I am no handholding enthusiast volunteering my time to grease the glory of others, but I am often and easily impressed by original music. Though I do enjoy finding new bands and writing about them, I still keep my involvement in music scenes at an arm’s length. I am the reluctant participator at live events, mostly due to a lack of social finesse. Writing is easier: I control what information comes at me, and the chances of awkward small-talk is effectively nullified by my gate, the dog and a deadlocked front door.

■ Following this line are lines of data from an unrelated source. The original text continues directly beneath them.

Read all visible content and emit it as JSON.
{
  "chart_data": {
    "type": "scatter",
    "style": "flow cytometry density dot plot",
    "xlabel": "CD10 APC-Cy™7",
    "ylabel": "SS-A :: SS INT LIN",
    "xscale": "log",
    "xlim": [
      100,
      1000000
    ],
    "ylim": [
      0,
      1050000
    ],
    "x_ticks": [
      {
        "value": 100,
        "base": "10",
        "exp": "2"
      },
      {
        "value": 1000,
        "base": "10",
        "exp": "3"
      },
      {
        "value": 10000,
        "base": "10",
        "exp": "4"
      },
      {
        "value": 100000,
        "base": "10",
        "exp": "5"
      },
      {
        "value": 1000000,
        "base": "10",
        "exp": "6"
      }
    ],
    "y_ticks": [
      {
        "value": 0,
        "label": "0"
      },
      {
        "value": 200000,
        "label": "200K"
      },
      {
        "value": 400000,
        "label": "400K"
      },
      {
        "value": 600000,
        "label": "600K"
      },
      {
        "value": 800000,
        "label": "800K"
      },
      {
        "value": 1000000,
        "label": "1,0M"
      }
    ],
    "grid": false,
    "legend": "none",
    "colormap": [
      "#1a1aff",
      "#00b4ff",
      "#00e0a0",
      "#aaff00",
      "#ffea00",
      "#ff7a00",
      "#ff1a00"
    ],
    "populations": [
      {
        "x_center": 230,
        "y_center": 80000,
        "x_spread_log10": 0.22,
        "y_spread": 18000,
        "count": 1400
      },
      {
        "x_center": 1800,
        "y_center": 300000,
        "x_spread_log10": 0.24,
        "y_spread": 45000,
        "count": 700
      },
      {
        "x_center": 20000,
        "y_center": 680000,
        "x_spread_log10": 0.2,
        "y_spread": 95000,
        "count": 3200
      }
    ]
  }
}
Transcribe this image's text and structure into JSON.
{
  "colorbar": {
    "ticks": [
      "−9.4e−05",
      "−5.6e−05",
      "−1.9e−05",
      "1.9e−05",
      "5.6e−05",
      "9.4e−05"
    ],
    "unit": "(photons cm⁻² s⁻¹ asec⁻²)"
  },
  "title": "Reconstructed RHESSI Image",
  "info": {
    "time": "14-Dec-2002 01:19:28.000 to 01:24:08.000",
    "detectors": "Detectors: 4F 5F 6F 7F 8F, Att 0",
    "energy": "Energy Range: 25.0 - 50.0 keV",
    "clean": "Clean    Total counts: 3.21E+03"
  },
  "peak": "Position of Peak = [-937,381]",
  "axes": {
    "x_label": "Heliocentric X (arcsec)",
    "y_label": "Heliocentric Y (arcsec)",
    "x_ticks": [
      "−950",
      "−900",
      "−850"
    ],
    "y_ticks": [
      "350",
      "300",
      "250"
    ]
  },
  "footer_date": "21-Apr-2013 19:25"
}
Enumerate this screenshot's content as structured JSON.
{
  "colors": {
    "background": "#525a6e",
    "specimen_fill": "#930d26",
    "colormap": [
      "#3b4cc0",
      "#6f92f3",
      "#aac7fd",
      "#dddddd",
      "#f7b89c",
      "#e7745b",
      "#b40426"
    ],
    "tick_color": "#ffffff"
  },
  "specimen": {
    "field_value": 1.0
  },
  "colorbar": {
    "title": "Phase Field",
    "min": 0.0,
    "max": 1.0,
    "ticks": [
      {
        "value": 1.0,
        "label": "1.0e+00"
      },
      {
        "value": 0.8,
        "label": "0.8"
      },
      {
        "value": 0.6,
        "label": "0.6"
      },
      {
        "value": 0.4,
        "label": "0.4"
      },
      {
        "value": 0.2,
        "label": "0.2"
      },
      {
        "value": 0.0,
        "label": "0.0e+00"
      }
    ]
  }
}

Despite the fact I don’t exactly jump into my immediate music community all chummy and guns blazing, it is through gigs and research that I catch glimpses of a social network that is glued together so intrinsically that it wouldn’t dissolve if, Nerd forbid, Jane typed Google into Google and broke the internet. I’d unlikely know of The Sleepyheads and the re-emerging punk scene in Tassie if it weren’t for interwebs. I wouldn’t have found alt-rockers St James Sirens to gig with us on our visit to their hometown, Perth, if it weren’t for friends of theirs I’d contacted through a closed music scene group on Facebook. I mention The Sleepyheads and St James Sirens because both their music and attitudes have impressed me, making them great examples for the point I am vague to point out: there’s a lot of great music being made by great people and they just want their music heard – and because we all wish an audience for our music, we inhibit community-like qualities. Internet or none, we congregate regardless around the nexus of our common passion. We seek out what we want, and we put out what we love, for whomever wishes to hear. We like to think we are all individually unique, and this is true on subtle levels, but we are also one of the same. We are the humble musicians, and we are sticking together, sharing music, and making the most out of the industry which many believed the internet had killed.

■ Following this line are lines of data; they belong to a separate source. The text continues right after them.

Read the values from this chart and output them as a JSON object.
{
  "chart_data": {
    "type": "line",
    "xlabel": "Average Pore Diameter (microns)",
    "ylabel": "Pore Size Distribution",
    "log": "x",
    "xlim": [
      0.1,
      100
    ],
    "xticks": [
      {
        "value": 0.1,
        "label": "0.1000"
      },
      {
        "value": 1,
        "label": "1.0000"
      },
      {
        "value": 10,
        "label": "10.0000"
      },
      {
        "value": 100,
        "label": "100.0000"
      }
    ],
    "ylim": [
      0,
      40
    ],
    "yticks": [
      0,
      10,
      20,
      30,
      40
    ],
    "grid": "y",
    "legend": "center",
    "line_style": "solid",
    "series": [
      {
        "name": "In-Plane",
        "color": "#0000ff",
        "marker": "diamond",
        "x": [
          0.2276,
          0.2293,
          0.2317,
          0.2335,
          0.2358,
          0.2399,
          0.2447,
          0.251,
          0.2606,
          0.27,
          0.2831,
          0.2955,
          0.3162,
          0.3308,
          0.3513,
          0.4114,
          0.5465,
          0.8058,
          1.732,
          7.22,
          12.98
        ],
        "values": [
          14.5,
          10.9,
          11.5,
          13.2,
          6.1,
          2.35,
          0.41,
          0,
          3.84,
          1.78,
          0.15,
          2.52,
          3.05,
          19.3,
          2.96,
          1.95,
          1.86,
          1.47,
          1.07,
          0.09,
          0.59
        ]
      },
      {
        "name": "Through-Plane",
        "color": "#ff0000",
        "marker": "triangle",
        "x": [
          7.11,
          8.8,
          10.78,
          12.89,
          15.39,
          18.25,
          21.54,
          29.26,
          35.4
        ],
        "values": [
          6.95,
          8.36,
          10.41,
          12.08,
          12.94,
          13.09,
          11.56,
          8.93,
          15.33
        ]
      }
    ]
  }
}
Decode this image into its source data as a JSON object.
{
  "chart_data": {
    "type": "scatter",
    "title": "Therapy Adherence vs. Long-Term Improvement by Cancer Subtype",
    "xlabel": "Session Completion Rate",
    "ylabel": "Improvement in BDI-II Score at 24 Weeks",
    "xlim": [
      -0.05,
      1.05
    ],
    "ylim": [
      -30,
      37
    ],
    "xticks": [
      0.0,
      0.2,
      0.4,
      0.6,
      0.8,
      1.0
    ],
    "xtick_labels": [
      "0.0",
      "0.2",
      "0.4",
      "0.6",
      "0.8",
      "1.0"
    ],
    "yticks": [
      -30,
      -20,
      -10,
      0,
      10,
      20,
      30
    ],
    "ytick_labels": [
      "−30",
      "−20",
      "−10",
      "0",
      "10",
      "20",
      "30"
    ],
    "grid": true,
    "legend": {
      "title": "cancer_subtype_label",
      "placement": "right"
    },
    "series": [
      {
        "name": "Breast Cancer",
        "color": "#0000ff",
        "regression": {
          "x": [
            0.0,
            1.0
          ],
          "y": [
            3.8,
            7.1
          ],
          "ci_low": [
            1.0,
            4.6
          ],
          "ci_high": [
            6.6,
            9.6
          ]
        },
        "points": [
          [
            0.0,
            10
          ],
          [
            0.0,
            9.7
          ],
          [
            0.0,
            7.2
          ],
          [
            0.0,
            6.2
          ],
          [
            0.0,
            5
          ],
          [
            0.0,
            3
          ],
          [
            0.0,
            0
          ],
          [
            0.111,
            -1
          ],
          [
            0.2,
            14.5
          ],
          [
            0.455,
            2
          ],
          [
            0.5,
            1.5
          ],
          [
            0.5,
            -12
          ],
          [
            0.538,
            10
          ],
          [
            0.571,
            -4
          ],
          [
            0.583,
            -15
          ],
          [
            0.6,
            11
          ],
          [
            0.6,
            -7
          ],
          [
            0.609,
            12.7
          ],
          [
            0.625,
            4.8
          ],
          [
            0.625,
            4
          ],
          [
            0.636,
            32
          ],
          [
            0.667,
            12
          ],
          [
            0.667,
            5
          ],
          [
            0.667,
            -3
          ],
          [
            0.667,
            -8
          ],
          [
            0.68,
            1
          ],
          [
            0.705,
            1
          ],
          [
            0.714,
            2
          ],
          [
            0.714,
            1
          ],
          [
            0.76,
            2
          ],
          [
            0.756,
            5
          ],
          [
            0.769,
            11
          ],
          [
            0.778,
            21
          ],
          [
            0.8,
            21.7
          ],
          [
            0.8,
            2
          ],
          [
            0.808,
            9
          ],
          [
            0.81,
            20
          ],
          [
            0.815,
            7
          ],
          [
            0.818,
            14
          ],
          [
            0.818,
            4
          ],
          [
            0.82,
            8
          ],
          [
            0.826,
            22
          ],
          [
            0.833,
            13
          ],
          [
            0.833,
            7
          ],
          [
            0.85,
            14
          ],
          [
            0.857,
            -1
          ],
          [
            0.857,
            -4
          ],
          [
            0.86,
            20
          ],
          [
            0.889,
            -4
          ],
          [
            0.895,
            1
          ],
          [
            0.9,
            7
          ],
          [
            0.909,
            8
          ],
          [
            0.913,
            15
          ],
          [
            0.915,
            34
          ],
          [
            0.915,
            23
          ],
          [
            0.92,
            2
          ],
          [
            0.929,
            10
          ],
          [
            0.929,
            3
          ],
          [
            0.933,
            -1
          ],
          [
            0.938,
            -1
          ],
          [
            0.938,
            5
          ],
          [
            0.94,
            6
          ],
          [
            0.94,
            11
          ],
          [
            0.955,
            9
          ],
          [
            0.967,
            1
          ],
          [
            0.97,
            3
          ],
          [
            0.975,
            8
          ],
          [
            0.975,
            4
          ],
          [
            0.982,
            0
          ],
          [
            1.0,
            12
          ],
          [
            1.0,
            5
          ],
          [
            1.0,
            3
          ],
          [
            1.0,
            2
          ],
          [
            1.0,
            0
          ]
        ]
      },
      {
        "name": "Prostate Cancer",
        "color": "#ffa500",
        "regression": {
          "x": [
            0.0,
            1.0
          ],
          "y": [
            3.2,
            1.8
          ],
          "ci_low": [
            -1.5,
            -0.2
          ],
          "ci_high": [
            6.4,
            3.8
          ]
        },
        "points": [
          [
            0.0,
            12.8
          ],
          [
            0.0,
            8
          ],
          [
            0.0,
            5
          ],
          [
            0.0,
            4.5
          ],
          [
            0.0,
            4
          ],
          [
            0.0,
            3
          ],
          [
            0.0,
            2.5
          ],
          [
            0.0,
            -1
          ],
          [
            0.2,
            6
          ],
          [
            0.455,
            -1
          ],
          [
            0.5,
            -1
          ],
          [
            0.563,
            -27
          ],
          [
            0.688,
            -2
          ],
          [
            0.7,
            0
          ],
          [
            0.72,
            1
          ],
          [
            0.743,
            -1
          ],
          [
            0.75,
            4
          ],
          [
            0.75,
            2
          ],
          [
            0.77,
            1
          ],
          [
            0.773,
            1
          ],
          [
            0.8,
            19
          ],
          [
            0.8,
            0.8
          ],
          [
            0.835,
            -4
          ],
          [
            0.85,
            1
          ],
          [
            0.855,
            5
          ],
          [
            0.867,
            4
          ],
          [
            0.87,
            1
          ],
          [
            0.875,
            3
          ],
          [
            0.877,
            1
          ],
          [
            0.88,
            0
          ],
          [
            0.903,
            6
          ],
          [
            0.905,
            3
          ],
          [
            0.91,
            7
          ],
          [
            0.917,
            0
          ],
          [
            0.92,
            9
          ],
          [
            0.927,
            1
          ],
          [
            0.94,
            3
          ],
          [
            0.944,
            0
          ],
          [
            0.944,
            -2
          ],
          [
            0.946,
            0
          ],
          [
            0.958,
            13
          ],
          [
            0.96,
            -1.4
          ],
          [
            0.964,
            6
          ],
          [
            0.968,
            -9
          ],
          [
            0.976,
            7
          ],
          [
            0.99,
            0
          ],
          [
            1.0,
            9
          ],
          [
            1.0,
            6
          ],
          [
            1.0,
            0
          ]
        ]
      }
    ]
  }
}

When I was writing about The Sleepyheads I had a mosey on what bands they were associated with. The Saxons, Speech Patterns – they are just a couple of notable bands, and worth checking out. Somewhere along the line the band Ocean Bones popped up. Click, click, clack. Yep. The bands had gigged together. Ocean Bones had started out up here in Darwin. My band had shared a stage with them on a showcase performance, probably close to two years ago now, just before they moved to Melbourne. At what first feels like a coincidence turns out to just be a natural growth of interconnectedness. Ocean Bones and The Sleepyheads didn’t just gig the same place the same night through some tedious throw of the dice, but through the likely probability of two hard working, emerging Aussie bands seeking out each other’s kinship and support. They’ve worked hard to play and bring music further afield, ultimately to us, the ones often taking the moment for granted (if we were ever aware the moment happened at all).
This may all sound a little dull and inconsequential to some of you, but bugger you mob! This is the shit that startles and intrigues me. This is why I love being in original bands and this is why I love writing about it. People are coming together and networking, NOT FOR WORK, but because of music. You could join a union and pay your dues for years and yet not feel the same connection to a bigger whole. I am humbled and I am grateful (and a diligent member of my respective Union).
I want to review your band if you are truly interested in being reviewed. I may not be fortunate enough to watch your live performance, but I certainly look forward to hearing more music on Streamhear. I love connecting the dots. I am interested in your influences, whether they are cultural, geographical, musical or personal. I like to see how we have come to listen to music today and how we can influence the music produced tomorrow. I want to know who you know, your fellow musicians slogging away just as you are. Slowly, over time, I aim to glean the seemingly infinite pieces of unheeded, independent music from all over the world and have them collated, celebrated and, most importantly, compensated.